QoS Trust Boundaries
A trust boundary is the point in the network where you stop trusting incoming QoS markings and enforce your own policy. Endpoints (PCs, phones) can mark their own traffic with any DSCP value — including spoofing high-priority markings to get preferential treatment. The trust boundary is where you re-classify and re-mark traffic according to network policy.
🎯 Exam Tip — Trust Boundary Placement
IP phones: Trust DSCP markings from IP phones (they correctly mark voice at EF=46) but re-mark PC traffic behind the phone to CS0 regardless of what the PC claims.
Access layer switches: The most common trust boundary.

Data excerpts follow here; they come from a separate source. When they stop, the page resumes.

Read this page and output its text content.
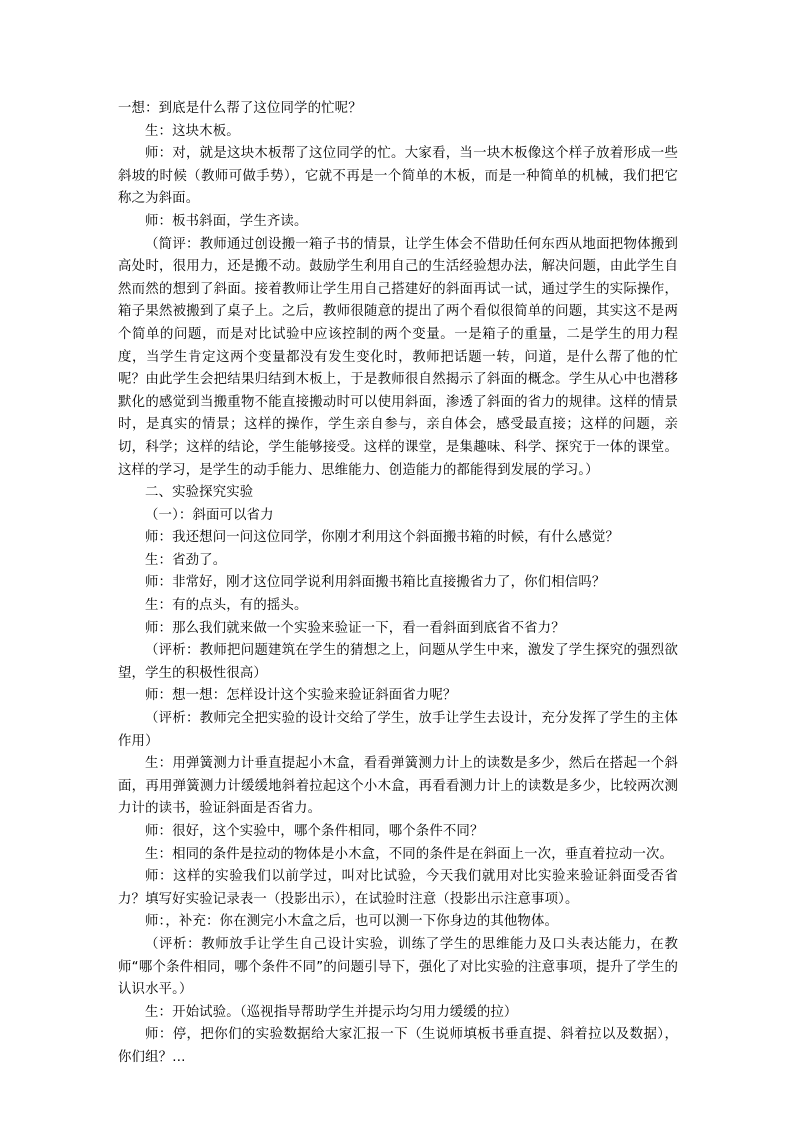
一想：到底是什么帮了这位同学的忙呢？

生：这块木板。

师：对，就是这块木板帮了这位同学的忙。大家看，当一块木板像这个样子放着形成一些斜坡的时候（教师可做手势），它就不再是一个简单的木板，而是一种简单的机械，我们把它称之为斜面。

师：板书斜面，学生齐读。

（简评：教师通过创设搬一箱子书的情景，让学生体会不借助任何东西从地面把物体搬到高处时，很用力，还是搬不动。鼓励学生利用自己的生活经验想办法，解决问题，由此学生自然而然的想到了斜面。接着教师让学生用自己搭建好的斜面再试一试，通过学生的实际操作，箱子果然被搬到了桌子上。之后，教师很随意的提出了两个看似很简单的问题，其实这不是两个简单的问题，而是对比试验中应该控制的两个变量。一是箱子的重量，二是学生的用力程度，当学生肯定这两个变量都没有发生变化时，教师把话题一转，问道，是什么帮了他的忙呢？由此学生会把结果归结到木板上，于是教师很自然揭示了斜面的概念。学生从心中也潜移默化的感觉到当搬重物不能直接搬动时可以使用斜面，渗透了斜面的省力的规律。这样的情景时，是真实的情景；这样的操作，学生亲自参与，亲自体会，感受最直接；这样的问题，亲切，科学；这样的结论，学生能够接受。这样的课堂，是集趣味、科学、探究于一体的课堂。这样的学习，是学生的动手能力、思维能力、创造能力的都能得到发展的学习。）

二、实验探究实验

（一）：斜面可以省力

师：我还想问一问这位同学，你刚才利用这个斜面搬书箱的时候，有什么感觉？

生：省劲了。

师：非常好，刚才这位同学说利用斜面搬书箱比直接搬省力了，你们相信吗？

生：有的点头，有的摇头。

师：那么我们就来做一个实验来验证一下，看一看斜面到底省不省力？

（评析：教师把问题建筑在学生的猜想之上，问题从学生中来，激发了学生探究的强烈欲望，学生的积极性很高）

师：想一想：怎样设计这个实验来验证斜面省力呢？

（评析：教师完全把实验的设计交给了学生，放手让学生去设计，充分发挥了学生的主体作用）

生：用弹簧测力计垂直提起小木盒，看看弹簧测力计上的读数是多少，然后在搭起一个斜面，再用弹簧测力计缓缓地斜着拉起这个小木盒，再看看测力计上的读数是多少，比较两次测力计的读书，验证斜面是否省力。

师：很好，这个实验中，哪个条件相同，哪个条件不同？

生：相同的条件是拉动的物体是小木盒，不同的条件是在斜面上一次，垂直着拉动一次。

师：这样的实验我们以前学过，叫对比试验，今天我们就用对比实验来验证斜面受否省力？填写好实验记录表一（投影出示），在试验时注意（投影出示注意事项）。

师：，补充：你在测完小木盒之后，也可以测一下你身边的其他物体。

（评析：教师放手让学生自己设计实验，训练了学生的思维能力及口头表达能力，在教师“哪个条件相同，哪个条件不同”的问题引导下，强化了对比实验的注意事项，提升了学生的认识水平。）

生：开始试验。（巡视指导帮助学生并提示均匀用力缓缓的拉）

师：停，把你们的实验数据给大家汇报一下（生说师填板书垂直提、斜着拉以及数据），你们组？…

Markings from untrusted endpoints are reset here; the switch re-marks based on interface or ACL-based policies.
Never trust markings from the internet — ISPs strip or ignore DSCP markings at their boundaries. QoS works within your network, not across arbitrary internet paths.
Exam Scenarios
Scenario 1: Users report poor voice call quality when the network is heavily loaded with large file transfers. What QoS technique should be implemented? Answer: Configure LLQ (Low Latency Queuing) with a strict priority queue for voice traffic (DSCP EF = 46). Limit file transfer traffic to a separate CBWFQ class with capped bandwidth. Voice will always be forwarded immediately from the priority queue.
Scenario 2: A company's internet connection is contracted for 100 Mbps. An ISP wants to enforce this limit. Which technique drops packets that exceed 100 Mbps immediately rather than buffering them? Answer: Traffic policing. Traffic above the CIR is dropped (or re-marked) immediately. Traffic shaping would buffer excess traffic, which is not what strict CIR enforcement requires.
Scenario 3: An administrator needs to ensure that VoIP traffic always receives the highest DSCP marking. A user is attempting to mark their web browser traffic as DSCP 46 to gain priority. How is this prevented? Answer: Define a QoS trust boundary at the access layer switch. Reset all DSCP markings from untrusted user devices to CS0. Apply a policy that re-marks only known VoIP sources (by IP address or port 5060/RTP) to DSCP EF.
Scenario 4: What DSCP value should be assigned to VoIP traffic, and what is the equivalent CoS value? Answer: VoIP traffic should be marked DSCP EF = 46 at Layer 3. The equivalent Layer 2 CoS value is CoS 5 in the 802.1p field of the VLAN tag (802.1Q).
Scenario 5: A network team wants to implement QoS without tracking individual flows or reserving per-connection bandwidth across every router. Which QoS model should they use? Answer: DiffServ (Differentiated Services). Traffic is classified and marked at the edge, and core routers apply Per-Hop Behaviors based on DSCP values — no per-flow state is maintained, making it scalable. IntServ/RSVP would require per-flow reservations at every hop and doesn't scale.